If successful, the stand-off could result in about 33 000 job losses, which would severely cripple the already poverty-stricken and underdeveloped community of Bapong near Brits in North West. The company has already invested R1.6billion in procurement contracts with Bapo Ba Mogale Investment (BBMI).
The proposal was contained in two letters written by the Bapo ba Mogale Tribal Authority this month and in October, pleading with President Jacob Zuma and Mineral Resources Minister Mosebenzi Zwane to take drastic steps against Lonmin.
This move has exposed the broken relations in what was once a cosy affair between the company and the tribal house, who are the owners of the land, following the signing of their 40-year deal in November 2014.
An impasse occurred earlier this month when Lonmin could not transfer the annual R5m to the Local Economic Development Trust, which is being managed by BBMI on behalf of the council and the community.
Lonmin said this money was supposed to be paid every February as per the deal.
The non-payment ignited a violent protest last week by some members of the community - known as ambassadors, who are employees and beneficiaries of programmes linked to the trust. Allegations are that the ambassadors are in the pockets of the tribal council, which uses them to threaten residents opposing the Lonmin deal.
Some of the ambassadors have since been hired for council projects.

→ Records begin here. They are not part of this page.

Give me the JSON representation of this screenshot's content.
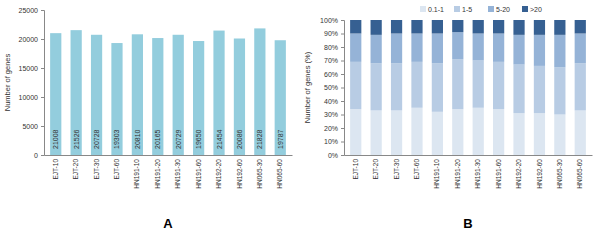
{
  "chart_data": [
    {
      "type": "bar",
      "title": "A",
      "y_label": "Number of genes",
      "categories": [
        "EJT-10",
        "EJT-20",
        "EJT-30",
        "EJT-60",
        "HN191-10",
        "HN191-20",
        "HN191-30",
        "HN191-60",
        "HN192-20",
        "HN192-60",
        "HN065-30",
        "HN065-60"
      ],
      "values": [
        21008,
        21526,
        20728,
        19303,
        20810,
        20165,
        20729,
        19650,
        21454,
        20086,
        21828,
        19787
      ],
      "color": "#93cddd",
      "ylim": [
        0,
        25000
      ],
      "yticks": [
        0,
        5000,
        10000,
        15000,
        20000,
        25000
      ],
      "grid": false,
      "data_labels": true
    },
    {
      "type": "bar",
      "title": "B",
      "y_label": "Number of genes (%)",
      "stacked": true,
      "legend": "top",
      "categories": [
        "EJT-10",
        "EJT-20",
        "EJT-30",
        "EJT-60",
        "HN191-10",
        "HN191-20",
        "HN191-30",
        "HN191-60",
        "HN192-20",
        "HN192-60",
        "HN065-30",
        "HN065-60"
      ],
      "series": [
        {
          "name": "0.1-1",
          "color": "#dce6f1",
          "values": [
            34,
            33,
            33,
            35,
            32,
            34,
            35,
            34,
            31,
            31,
            30,
            33
          ]
        },
        {
          "name": "1-5",
          "color": "#b8cce4",
          "values": [
            35,
            35,
            35,
            34,
            36,
            37,
            35,
            35,
            36,
            35,
            35,
            35
          ]
        },
        {
          "name": "5-20",
          "color": "#95b3d7",
          "values": [
            21,
            21,
            22,
            21,
            22,
            20,
            20,
            21,
            22,
            23,
            24,
            22
          ]
        },
        {
          "name": ">20",
          "color": "#366092",
          "values": [
            10,
            11,
            10,
            10,
            10,
            9,
            10,
            10,
            11,
            11,
            11,
            10
          ]
        }
      ],
      "ylim": [
        0,
        100
      ],
      "yticks": [
        {
          "value": 0,
          "label": "0%"
        },
        {
          "value": 10,
          "label": "10%"
        },
        {
          "value": 20,
          "label": "20%"
        },
        {
          "value": 30,
          "label": "30%"
        },
        {
          "value": 40,
          "label": "40%"
        },
        {
          "value": 50,
          "label": "50%"
        },
        {
          "value": 60,
          "label": "60%"
        },
        {
          "value": 70,
          "label": "70%"
        },
        {
          "value": 80,
          "label": "80%"
        },
        {
          "value": 90,
          "label": "90%"
        },
        {
          "value": 100,
          "label": "100%"
        }
      ],
      "grid": false
    }
  ]
}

But two weeks ago, they turned against their handlers when they started mobilising themselves before torching tribal offices, a bus belonging to the council and two cars, one of which was owned by BBMI chief executive Lehlohonolo Nthontho.
Nthontho was the key person in the orchestration and conclusion of the Lonmin agreement, despite objections from some members of the community who deemed it deceitful and not transparent. This saw some residents being threatened, while others fled the area, fearing for their lives. The legitimacy of the deal is being fought in the courts.
It appears that Nthontho has allegedly now turned his back on Lonmin and is demanding its closure or suspension of its operations.
In a letter addressed to Zuma and Zwane on November 13, he accused the company of violating its social and labour plans. “Honourable President - writing to you was an expression of frustration, hopelessness, despair and a call for intervention on our part.
"We did so (as) we felt that our issues were no longer receiving attention, hence the need for the powers that be to begin to take our plight seriously before material destruction to property and or loss of life, which today we report to you, that four cars and tribal offices have been burnt,” read the letter.
Interventions by Madibeng Municipality and the office of the premier have not helped to save the “already paralysed relationship” between the council and Lonmin, he added.
Nthontho said that in December 2016 they had requested Lonmin to pay the R5m on November 1 every year, because the community needed Christmas food parcels and bursaries. He claimed Lonmin made a U-turn this month, when it learnt that the council had lodged a complaint with Zuma.
Nthontho could not be reached for comment yesterday.
Lonmin’s head of legal services, Peter McElligott, said there was no legitimate justification for the mine’s operations to be stopped. McElligott said the company would pay the R5m in two instalments: on November 25 and January 15, due to constraints.
Lonmin’s spokesperson Wendy Tlou said: The R5m plus CPIX is payable in February 2018 as per our contract. It is intended for the Bapo Trust and created to uplift the Bapo community. This is in addition to the R20m per annum that Lonmin pays to the Bapo ba Mogale as part of the BEE transaction entered into with the Bapo in December,2014. This amount is paid annually until it reaches R100m.”
Bapong’s 40000 population still remain in poverty.